Qual a relação entre enxaqueca e depressão?

 

Lee, D. H., Kim, K. M., Cho, S., Kim, W., Yang, K. I., Yun, C., Chu, M. K. (2020). Impacts of migraine on the prevalence and clinical presentation of depression: A population-based study. Journal of Affective Disorders, 277, 215-222. https://doi.org/10.1016/j.jad.2020.03.102

 

Resenhado por Beatriz Lima

 

A enxaqueca é um distúrbio neurológico comum na população em geral. É caracterizada por fortes dores de cabeça associadas com outros sintomas, gerando sofrimento e prejudicando a realização de atividades diárias pelos indivíduos portadores. A depressão também apresenta uma considerável prevalência no corpo social, sendo considerada um transtorno mental comum. Indivíduos que recebem o diagnóstico de depressão apresentam uma autopercepção de saúde ruim, com um maior risco de redução das suas habilidades funcionais, por exemplo. Essas patologias representam as sétimas e terceiras principais causas de incapacidade no mundo. Entretanto, apesar do vasto impacto que ocasionam, a enxaqueca e a depressão demonstram-se subdiagnosticadas e subtratadas. A literatura aponta uma associação significativa entre essas duas doenças, aproximadamente 1 a cada 5 indivíduos com depressão apresentam enxaqueca. Essas patologias costumam manifestar-se com uma comorbidade bidirecional: pacientes deprimidos apresentam um maior risco de desenvolver enxaqueca e pacientes enxaquecosos demonstram um risco aumentado de desenvolver depressão.
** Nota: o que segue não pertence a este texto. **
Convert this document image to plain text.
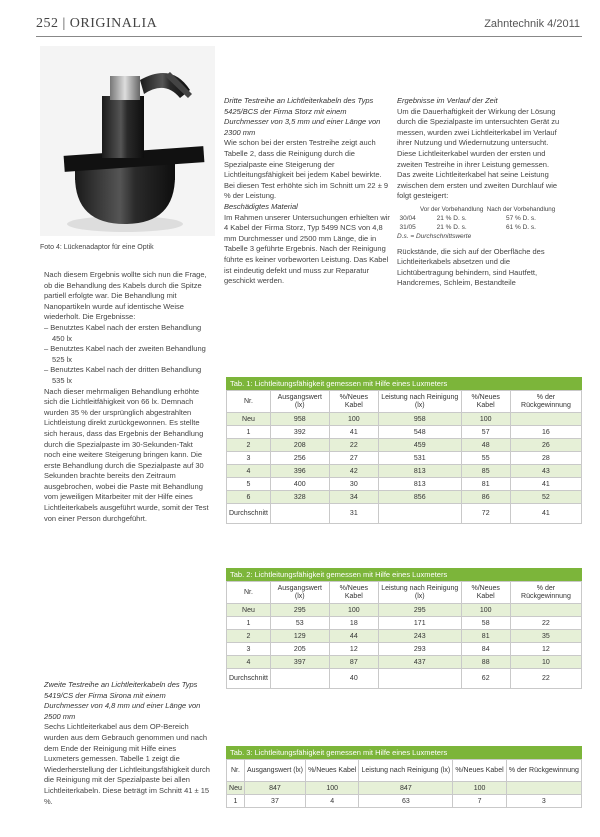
252 | ORIGINALIA	Zahntechnik 4/2011
Foto 4: Lückenadaptor für eine Optik

Nach diesem Ergebnis wollte sich nun die Frage, ob die Behandlung des Kabels durch die Spitze partiell erfolgte war. Die Behandlung mit Nanopartikeln wurde auf identische Weise wiederholt. Die Ergebnisse:

– Benutztes Kabel nach der ersten Behandlung 450 lx
– Benutztes Kabel nach der zweiten Behandlung 525 lx
– Benutztes Kabel nach der dritten Behandlung 535 lx

Nach dieser mehrmaligen Behandlung erhöhte sich die Lichtleitfähigkeit von 66 lx. Demnach wurden 35 % der ursprünglich abgestrahlten Lichtleistung direkt zurückgewonnen. Es stellte sich heraus, dass das Ergebnis der Behandlung durch die Spezialpaste im 30-Sekunden-Takt noch eine weitere Steigerung bringen kann. Die erste Behandlung durch die Spezialpaste auf 30 Sekunden brachte bereits den Zeitraum ausgebrochen, wobei die Paste mit Behandlung vom jeweiligen Mitarbeiter mit der Hilfe eines Lichtleiterkabels ausgeführt wurde, somit der Test von einer Person durchgeführt.

Zweite Testreihe an Lichtleiterkabeln des Typs 5419/CS der Firma Sirona mit einem Durchmesser von 4,8 mm und einer Länge von 2500 mm

Sechs Lichtleiterkabel aus dem OP-Bereich wurden aus dem Gebrauch genommen und nach dem Ende der Reinigung mit Hilfe eines Luxmeters gemessen. Tabelle 1 zeigt die Wiederherstellung der Lichtleitungsfähigkeit durch die Reinigung mit der Spezialpaste bei allen Lichtleiterkabeln. Diese beträgt im Schnitt 41 ± 15 %.

Dritte Testreihe an Lichtleiterkabeln des Typs 5425/BCS der Firma Storz mit einem Durchmesser von 3,5 mm und einer Länge von 2300 mm

Wie schon bei der ersten Testreihe zeigt auch Tabelle 2, dass die Reinigung durch die Spezialpaste eine Steigerung der Lichtleitungsfähigkeit bei jedem Kabel bewirkte. Bei diesen Test erhöhte sich im Schnitt um 22 ± 9 % der Leistung.

Beschädigtes Material

Im Rahmen unserer Untersuchungen erhielten wir 4 Kabel der Firma Storz, Typ 5499 NCS von 4,8 mm Durchmesser und 2500 mm Länge, die in Tabelle 3 geführte Ergebnis. Nach der Reinigung führte es keiner vorbeworten Leistung. Das Kabel ist eindeutig defekt und muss zur Reparatur geschickt werden.

Ergebnisse im Verlauf der Zeit

Um die Dauerhaftigkeit der Wirkung der Lösung durch die Spezialpaste im untersuchten Gerät zu messen, wurden zwei Lichtleiterkabel im Verlauf ihrer Nutzung und Wiedernutzung untersucht. Diese Lichtleiterkabel wurden der ersten und zweiten Testreihe in ihrer Leistung gemessen. Das zweite Lichtleiterkabel hat seine Leistung zwischen dem ersten und zweiten Durchlauf wie folgt gesteigert:

	Vor der Vorbehandlung	Nach der Vorbehandlung
30/04	21 % D. s.	57 % D. s.
31/05	21 % D. s.	61 % D. s.

D.s. = Durchschnittswerte

Rückstände, die sich auf der Oberfläche des Lichtleiterkabels absetzen und die Lichtübertragung behindern, sind Hautfett, Handcremes, Schleim, Bestandteile

Tab. 1: Lichtleitungsfähigkeit gemessen mit Hilfe eines Luxmeters
Nr.	Ausgangswert (lx)	%/Neues Kabel	Leistung nach Reinigung (lx)	%/Neues Kabel	% der Rückgewinnung
Neu	958	100	958	100	
1	392	41	548	57	16
2	208	22	459	48	26
3	256	27	531	55	28
4	396	42	813	85	43
5	400	30	813	81	41
6	328	34	856	86	52
Durchschnitt		31		72	41
Tab. 2: Lichtleitungsfähigkeit gemessen mit Hilfe eines Luxmeters
Nr.	Ausgangswert (lx)	%/Neues Kabel	Leistung nach Reinigung (lx)	%/Neues Kabel	% der Rückgewinnung
Neu	295	100	295	100	
1	53	18	171	58	22
2	129	44	243	81	35
3	205	12	293	84	12
4	397	87	437	88	10
Durchschnitt		40		62	22
Tab. 3: Lichtleitungsfähigkeit gemessen mit Hilfe eines Luxmeters
Nr.	Ausgangswert (lx)	%/Neues Kabel	Leistung nach Reinigung (lx)	%/Neues Kabel	% der Rückgewinnung
Neu	847	100	847	100	
1	37	4	63	7	3
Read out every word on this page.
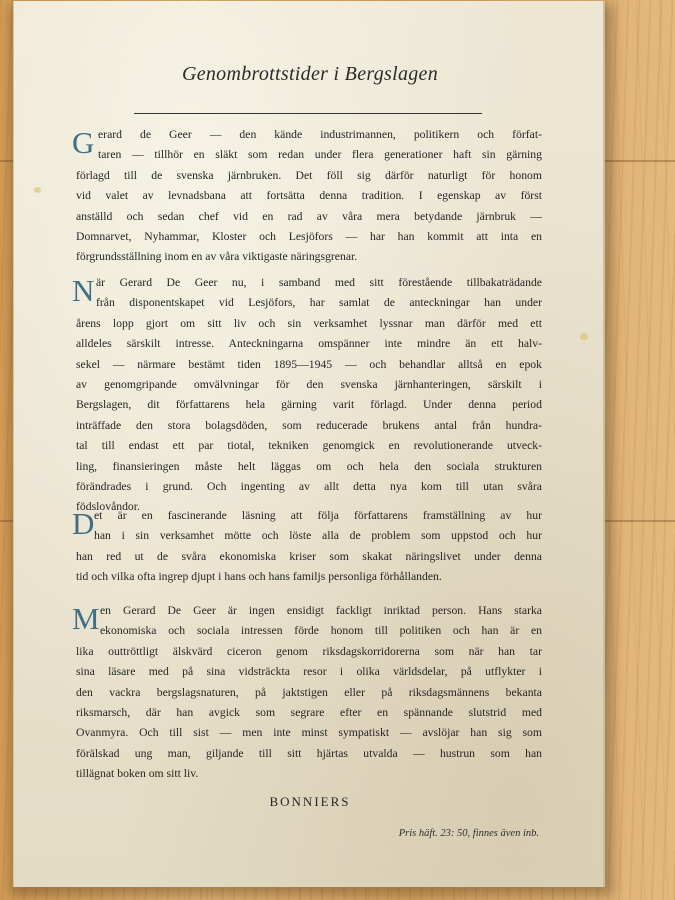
Genombrottstider i Bergslagen
G erard de Geer — den kände industrimannen, politikern och förfat-
taren — tillhör en släkt som redan under flera generationer haft sin gärning
förlagd till de svenska järnbruken. Det föll sig därför naturligt för honom
vid valet av levnadsbana att fortsätta denna tradition. I egenskap av först
anställd och sedan chef vid en rad av våra mera betydande järnbruk —
Domnarvet, Nyhammar, Kloster och Lesjöfors — har han kommit att inta en
förgrundsställning inom en av våra viktigaste näringsgrenar.
N är Gerard De Geer nu, i samband med sitt förestående tillbakaträdande
från disponentskapet vid Lesjöfors, har samlat de anteckningar han under
årens lopp gjort om sitt liv och sin verksamhet lyssnar man därför med ett
alldeles särskilt intresse. Anteckningarna omspänner inte mindre än ett halv-
sekel — närmare bestämt tiden 1895—1945 — och behandlar alltså en epok
av genomgripande omvälvningar för den svenska järnhanteringen, särskilt i
Bergslagen, dit författarens hela gärning varit förlagd. Under denna period
inträffade den stora bolagsdöden, som reducerade brukens antal från hundra-
tal till endast ett par tiotal, tekniken genomgick en revolutionerande utveck-
ling, finansieringen måste helt läggas om och hela den sociala strukturen
förändrades i grund. Och ingenting av allt detta nya kom till utan svåra
födslovåndor.
D et är en fascinerande läsning att följa författarens framställning av hur
han i sin verksamhet mötte och löste alla de problem som uppstod och hur
han red ut de svåra ekonomiska kriser som skakat näringslivet under denna
tid och vilka ofta ingrep djupt i hans och hans familjs personliga förhållanden.
M en Gerard De Geer är ingen ensidigt fackligt inriktad person. Hans starka
ekonomiska och sociala intressen förde honom till politiken och han är en
lika outtröttligt älskvärd ciceron genom riksdagskorridorerna som när han tar
sina läsare med på sina vidsträckta resor i olika världsdelar, på utflykter i
den vackra bergslagsnaturen, på jaktstigen eller på riksdagsmännens bekanta
riksmarsch, där han avgick som segrare efter en spännande slutstrid med
Ovanmyra. Och till sist — men inte minst sympatiskt — avslöjar han sig som
förälskad ung man, giljande till sitt hjärtas utvalda — hustrun som han
tillägnat boken om sitt liv.
BONNIERS
Pris häft. 23: 50, finnes även inb.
            O presente estudo investigou os impactos da enxaqueca na manifestação clínica e prevalência da depressão com o impacto da depressão na enxaqueca. Para isso, foram utilizados dados coletados no Korean Headache Sleep Study (KHSS), uma pesquisa descritiva, transversal e nacional sobre dor de cabeça e sono na população coreana. O estudo contou com a participação de 2.695 indivíduos. Entre novembro de 2011 e janeiro de 2012, foram realizadas entrevistas estruturadas, a partir de um questionário, buscando determinar os estados de dor de cabeça, sono e suas covariáveis (como depressão). Para fins diagnósticos foram utilizados os critérios de enxaqueca sem aura da segunda edição da Classificação Internacional de Cefaleias (ICHD-II) e o Pacient Health Questionnaire (PHQ-9).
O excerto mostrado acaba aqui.